Reduce Sales Cycle: A lot of B2B SaaS companies spend hours visiting and demoing their customers. With PLG, a lot of time would be spent converting users to paid customers instead of converting non-users to users and then paying customers.
The Intersection Of Teams To Drive Value
Product-Led Growth requires the input of every team to drive expected outcomes.
For marketing, it means that they will need to drive engagements with the product and create models that will drive leads to leverage the product. Most SaaS products with a public-facing link usually have something called a content loop in their product which is usually a Call-To-Action for anyone with that link to use the product.
Sales will leverage Free users as leads and work towards converting them to paid users. This reduces the sales cycle because normally they try to capture non-users and convert them to users. But with PLG, users already exist, sales just have to do their magic and get them to upgrade to paying customers.
For product, it means designing a seamless experience that will ensure more people seamlessly move through the flywheel. The most important job of the product team is to ensure that there is a short time to value.
The product team will also need to design features that fit both free users and paid users. They will collaborate with marketing to implement in-app engagement that will drive retention.
Can PLG Work In Africa?
The book Product-Led Growth: How to Build a Product That Sells Itself is a great way to model the PLG strategy but it does not dive into geographical context.

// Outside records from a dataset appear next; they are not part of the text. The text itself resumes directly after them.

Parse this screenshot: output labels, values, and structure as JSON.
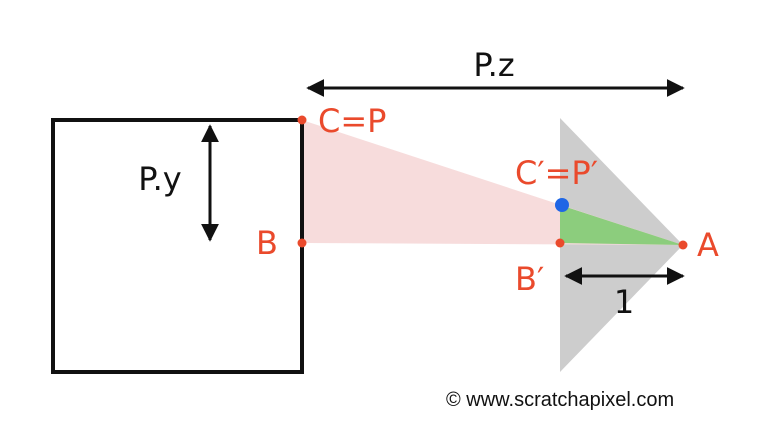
{
  "colors": {
    "point_red": "#ea4a2c",
    "blue_point": "#1f66e5",
    "pink_triangle": "#f7dcdc",
    "green_triangle": "#8ccd7d",
    "gray_frustum": "#cdcdcd",
    "stroke": "#111111"
  },
  "labels": {
    "pz": "P.z",
    "py": "P.y",
    "c_eq_p": "C=P",
    "b": "B",
    "c_prime_eq_p_prime": "C′=P′",
    "b_prime": "B′",
    "a": "A",
    "one": "1"
  },
  "credit": "© www.scratchapixel.com"
}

When you start reading the book, it might sound like you need to take either the Sales-Led Strategy or Product-Led Strategy as if they are sworn contrasts but you’ll definitely need a mix of both in Africa.
Building in Africa means trying to serve a large number of uneducated users unless you are in Fintech which still requires user education for nascent verticals.
Restricting customer acquisition to product mechanisms may not work because you need to sell your early users and you will need to sell paying customers to validate the viability of the product.
Building in Africa still requires PLG methodologies but it cannot make up the entirety of the product’s growth strategy. You need to have sales teams that put the products in the customer’s face.